SAARC has a lot to learn from other such regional groupings. They have managed to utilise their similarities to complement each other effectively by moving production bases to where it’s most cost effective, established regional value chains so that production bases are spread throughout. Gone are the days when inefficient productions are sustained at high costs. The advantage of regional groupings allows such productions to be relocated to cost efficient locations within the region. This is the road that SAARC countries should also take if they want to benefit from the intra regional agreement.

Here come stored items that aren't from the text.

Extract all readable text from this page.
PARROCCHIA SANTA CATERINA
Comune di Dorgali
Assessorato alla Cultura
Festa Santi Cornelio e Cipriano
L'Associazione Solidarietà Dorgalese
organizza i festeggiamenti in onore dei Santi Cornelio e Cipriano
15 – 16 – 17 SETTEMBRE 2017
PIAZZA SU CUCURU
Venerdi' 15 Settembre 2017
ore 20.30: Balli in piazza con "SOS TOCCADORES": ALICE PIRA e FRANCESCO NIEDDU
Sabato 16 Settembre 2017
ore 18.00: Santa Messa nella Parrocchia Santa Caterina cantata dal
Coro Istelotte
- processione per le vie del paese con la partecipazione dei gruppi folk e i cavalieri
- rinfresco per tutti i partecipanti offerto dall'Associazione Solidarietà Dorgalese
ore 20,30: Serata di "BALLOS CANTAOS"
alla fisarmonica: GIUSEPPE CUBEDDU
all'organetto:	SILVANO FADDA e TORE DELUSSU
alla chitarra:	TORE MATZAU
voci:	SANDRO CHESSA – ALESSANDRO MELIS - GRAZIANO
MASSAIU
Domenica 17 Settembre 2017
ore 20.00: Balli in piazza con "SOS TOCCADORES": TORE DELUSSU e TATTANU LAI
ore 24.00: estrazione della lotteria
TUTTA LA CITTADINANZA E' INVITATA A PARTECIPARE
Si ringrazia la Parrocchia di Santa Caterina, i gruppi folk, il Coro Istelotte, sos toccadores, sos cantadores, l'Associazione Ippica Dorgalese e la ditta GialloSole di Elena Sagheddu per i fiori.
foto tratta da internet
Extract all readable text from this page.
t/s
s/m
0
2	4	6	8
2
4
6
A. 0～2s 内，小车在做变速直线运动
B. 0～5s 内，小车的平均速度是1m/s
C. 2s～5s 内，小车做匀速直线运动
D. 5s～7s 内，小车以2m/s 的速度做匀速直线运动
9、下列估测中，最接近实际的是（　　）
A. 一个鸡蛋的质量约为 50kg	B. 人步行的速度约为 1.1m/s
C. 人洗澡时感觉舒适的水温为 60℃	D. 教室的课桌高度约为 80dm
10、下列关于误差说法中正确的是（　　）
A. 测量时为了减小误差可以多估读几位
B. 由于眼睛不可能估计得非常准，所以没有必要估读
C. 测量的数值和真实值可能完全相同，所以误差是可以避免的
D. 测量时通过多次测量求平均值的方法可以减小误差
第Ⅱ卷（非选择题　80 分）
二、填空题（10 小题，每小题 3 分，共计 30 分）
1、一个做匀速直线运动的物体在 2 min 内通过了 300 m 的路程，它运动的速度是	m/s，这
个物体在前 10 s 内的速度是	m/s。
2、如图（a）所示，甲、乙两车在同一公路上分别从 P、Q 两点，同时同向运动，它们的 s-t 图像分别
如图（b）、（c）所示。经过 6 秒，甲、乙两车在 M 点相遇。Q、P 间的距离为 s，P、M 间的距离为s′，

Political differences between the two largest partners have been one of the main deterrents to the expansion of intra SAARC trade. Lack of sufficient direct transport links among the eight countries leading not only to high transportation costs that are uncompetitive, but limiting people to people contact which are essential for business people to get to know each other have also been causes for the insufficient growth.

However, merely mentioning the constraints and not taking sufficient steps to overcome at least some of the problems is also a constraint to development of intra SAARC trade. The first trade focused strategy report released by the World Bank in mid June has specific programmes to improve intra SAARC trade.

The South Asia Strategy highlights “the significant potential gains from regional integration” and aims at strengthening regional cooperation in trade and backbone services (water,electricity and transport). The implementation of the strategy will be through lending, technical assistance and knowledge to support strategic priorities and partnerships. Since the World Bank has a significant presence in the region, implementation of this first trade strategy paper might help in improving the regional trade.

Reducing the sensitive lists of any of the members is no easy task, particularly at this stage of the development of the individual economies. It would be more beneficial to look at export diversification and find new products for investment and trading. The services sector is an area for growth in regional trade.

Similarly, the increasingly sophisticated young middle class population offer a sophisticated market for each other. Some enterprising young companies in Sri Lanka have ventured into regional trade with non traditional products effectively. Such efforts should be encouraged without only looking at the traditional products.

Participation in SAARC trade fairs should be encouraged and the SME sectors of the member countries must be made more aware of the opportunities available to them through SAFTA tariff reductions. Instead of merely making statements at regular meetings on the need to increase intra regional trade, it would be more useful if further efforts are made to ‘walk the talk’.

(Manel de Silva holds an Honours Degree in Political Science from the University of Ceylon, Peradeniya and has engaged in professional training in Commercial Diplomacy at ITC and GATT. She has served as a trade diplomat in several Sri Lankan Missions overseas and was the first female Head of the Department of Commerce as Director General of Commerce.)